While preparing for my family’s most recent parole hearing over the last four months, I have learned a lot of information regarding fundamental disconnects in providing victim services.
I’d like to think that it is confined to my home state of Connecticut, but I know better, and therein lies the reason for forging new paths for others. Unfortunately, there are always new crime victims around the corner.
There appears to be long-standing, but forgotten, fundamental principles that can be attributed to failures in the criminal justice process. I will summarize these below. Take time to check on the status of these elements in your state, and review as if you were reading a report card for victim services in your state.
Communicate- Collaborate – Don’t Operate in Silos
For illustration purposes, in Connecticut, we have a Constitutional Victim Advocate whose role it is to work with families to solve problems in which their constitutional rights are not being provided, to review cases in which a family’s constitutional rights were not provided, and to propose remedies and create a record for judicial review.
The Office of Victim Services is the direct service arm charged with providing victim compensation, support and advocacy in many forms, notification, community resources, training and outreach.
The Board of Pardons and Parole has “the mission to facilitate the successful reintegration of suitable offenders into the community and secondarily to take into consideration the rights of victims to be treated with respect and dignity.” The trouble is, in my state, these entities operate in different branches of government, and therefore do not come together to communicate, collaborate, or join forces as a routine practice for victims. This can be quite surprising to a new crime victim who does not understand the nature of how state governments frequently operate.
Advertise- Promote Available Resources
We expect that during National Crime Victim Rights Week there may be a special effort to promote services in general to state employees and the public. However, other advances such as the right to file Freedom of Information (FOI) requests to ascertain information about a perpetrator is not known or exercised in my state until I made a recent request. In addition, Victim Anonymity, a hard-fought right, was made public once in 2013, but apparently has gone towards obscurity in the past five years.
It was announced in a press release on August 12, 2013 that the Office of Victim Services in Connecticut adopted a policy, along with the Pardon and Parole Board, for “Victim Anonymity” allowing crime victims to participate meaningfully on the record at a parole hearing without revealing their identity.
Be Open to Change
When you see holes in the process, or no service at all, don’t let them get by with comments such as “That’s the way it’s always been done.” or “I don’t think we can do it.” Always question why. Offer to assist in making the needed changes and let them know what the benefits are, especially to those who you are asking for help.

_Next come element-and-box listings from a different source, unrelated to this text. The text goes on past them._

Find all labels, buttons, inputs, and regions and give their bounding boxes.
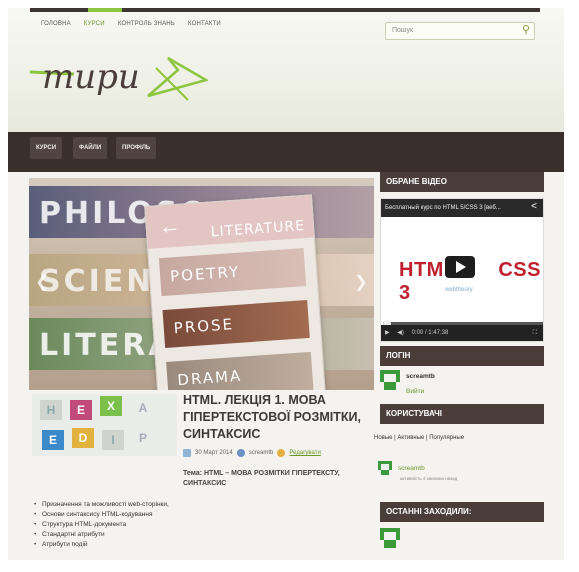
thumb-block: X bbox=[100, 396, 122, 416]
thumb-block: D bbox=[72, 428, 94, 448]
back-arrow-icon: ← bbox=[157, 212, 182, 240]
user-icon bbox=[236, 449, 245, 457]
search-box[interactable]: Пошук ⚲ bbox=[385, 22, 535, 40]
navbar-files-button[interactable]: ФАЙЛИ bbox=[73, 137, 108, 159]
slider-card-tile: DRAMA bbox=[166, 351, 314, 390]
top-nav-knowledge-control[interactable]: КОНТРОЛЬ ЗНАНЬ bbox=[118, 21, 175, 27]
slider-card-title: LITERATURE bbox=[210, 217, 306, 241]
calendar-icon bbox=[183, 449, 191, 457]
share-icon[interactable]: < bbox=[531, 201, 537, 212]
site-header: ГОЛОВНА КУРСИ КОНТРОЛЬ ЗНАНЬ КОНТАКТИ По… bbox=[8, 8, 564, 135]
slider-card-header: ← LITERATURE bbox=[145, 195, 314, 249]
list-item: Призначення та можливості web-сторінки, bbox=[34, 500, 364, 510]
post-topics-list: Призначення та можливості web-сторінки, … bbox=[34, 500, 364, 550]
site-logo[interactable]: тири bbox=[28, 48, 208, 108]
thumb-block: A bbox=[132, 398, 154, 418]
list-item: Структура HTML-документа bbox=[34, 520, 364, 530]
list-item: Атрибути подій bbox=[34, 540, 364, 550]
search-input[interactable]: Пошук bbox=[392, 27, 413, 34]
navbar-courses-button[interactable]: КУРСИ bbox=[30, 137, 63, 159]
main-navbar: КУРСИ ФАЙЛИ ПРОФІЛЬ bbox=[8, 132, 564, 172]
post-thumbnail[interactable]: H E X A E D I P bbox=[32, 394, 177, 456]
avatar[interactable] bbox=[380, 370, 400, 390]
login-username[interactable]: screamtb bbox=[406, 373, 435, 380]
top-nav-home[interactable]: ГОЛОВНА bbox=[41, 21, 71, 27]
featured-video-title: ОБРАНЕ ВІДЕО bbox=[380, 172, 544, 192]
thumb-block: E bbox=[42, 430, 64, 450]
search-icon[interactable]: ⚲ bbox=[522, 23, 530, 36]
top-bar-active-accent bbox=[88, 8, 122, 12]
thumb-block: P bbox=[132, 428, 154, 448]
slider-card-tile: POETRY bbox=[158, 248, 307, 297]
edit-icon bbox=[277, 449, 286, 457]
slider-next-icon[interactable]: ❯ bbox=[352, 272, 370, 292]
logo-lettering: тири bbox=[42, 57, 140, 97]
slider-card: ← LITERATURE POETRY PROSE DRAMA bbox=[144, 194, 326, 390]
post-author[interactable]: screamtb bbox=[249, 450, 274, 456]
top-bar bbox=[30, 8, 540, 12]
post-title[interactable]: HTML. ЛЕКЦІЯ 1. МОВА ГІПЕРТЕКСТОВОЇ РОЗМ… bbox=[183, 392, 373, 443]
post-edit-link[interactable]: Редагувати bbox=[289, 450, 320, 456]
last-visited-title: ОСТАННІ ЗАХОДИЛИ: bbox=[380, 502, 544, 522]
browser-screenshot: ГОЛОВНА КУРСИ КОНТРОЛЬ ЗНАНЬ КОНТАКТИ По… bbox=[8, 8, 564, 560]
top-navigation: ГОЛОВНА КУРСИ КОНТРОЛЬ ЗНАНЬ КОНТАКТИ bbox=[41, 21, 221, 27]
video-player[interactable]: Бесплатный курс по HTML 5/CSS 3 [веб... … bbox=[380, 198, 544, 342]
fullscreen-icon[interactable]: ⛶ bbox=[533, 325, 537, 341]
navbar-profile-button[interactable]: ПРОФІЛЬ bbox=[116, 137, 157, 159]
list-item: Основи синтаксису HTML-кодування bbox=[34, 510, 364, 520]
video-caption[interactable]: Бесплатный курс по HTML 5/CSS 3 [веб... bbox=[381, 199, 543, 217]
thumb-block: H bbox=[40, 400, 62, 420]
list-item: Стандартні атрибути bbox=[34, 530, 364, 540]
image-slider[interactable]: PHILOSO SCIENCE LITERA ← LITERATURE POET… bbox=[29, 178, 374, 390]
login-title: ЛОГІН bbox=[380, 346, 544, 366]
top-nav-courses[interactable]: КУРСИ bbox=[84, 21, 105, 27]
thumb-block: I bbox=[102, 430, 124, 450]
play-icon[interactable] bbox=[445, 256, 475, 278]
post-subtitle: Тема: HTML – МОВА РОЗМІТКИ ГІПЕРТЕКСТУ, … bbox=[183, 470, 340, 487]
slider-prev-icon[interactable]: ❮ bbox=[33, 272, 51, 292]
video-subbrand: webtheory bbox=[445, 287, 473, 293]
slider-card-tile: PROSE bbox=[162, 299, 310, 348]
play-small-icon[interactable]: ▶ bbox=[385, 330, 390, 336]
users-title: КОРИСТУВАЧІ bbox=[380, 404, 544, 424]
volume-icon[interactable]: ◀) bbox=[397, 330, 404, 336]
thumb-block: E bbox=[70, 400, 92, 420]
video-time: 0:00 / 1:47:38 bbox=[411, 330, 449, 336]
users-username[interactable]: screamtb bbox=[398, 465, 425, 472]
users-last-active: активність 4 хвилини назад bbox=[400, 476, 458, 481]
post-date: 30 Март 2014 bbox=[195, 450, 233, 456]
logout-link[interactable]: Вийти bbox=[406, 388, 424, 395]
top-nav-contacts[interactable]: КОНТАКТИ bbox=[188, 21, 221, 27]
avatar[interactable] bbox=[380, 528, 400, 548]
users-tabs[interactable]: Новые | Активные | Популярные bbox=[374, 435, 464, 441]
post-meta: 30 Март 2014 screamtb Редагувати bbox=[183, 449, 373, 457]
video-controls: ▶ ◀) 0:00 / 1:47:38 ⛶ bbox=[381, 325, 543, 341]
avatar[interactable] bbox=[378, 461, 392, 475]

Maintain a confident, positive attitude no matter what the response. Let them know that you are a team player and you want them on your team.
Think Out of the Box– BE BOLD
Thinking out of the box is often uncomfortable for government workers who have never been rewarded for imagination. If you are encountering resistance with your assigned advocate, go up the chain of command, to a supervisor, another department, a legislator with power, connections, and, if needed, go to the press once you have an organized plan and message you want the masses to know. Although there are risks involved, there is nothing like picking up the pace of positive change with media coverage.
Think Like a Brand New Victim
If you are a crime victim, you can remember those initial feelings of panic, helplessness, wanting to hide, or in constant need for information. Your victim service provider should always walk in your shoes with everything they do for victims, with an eye toward – Is this information clear? Is it enough? How can we do better? How can we account for and anticipate individual needs and differences? Resist one size fits all answers at all costs!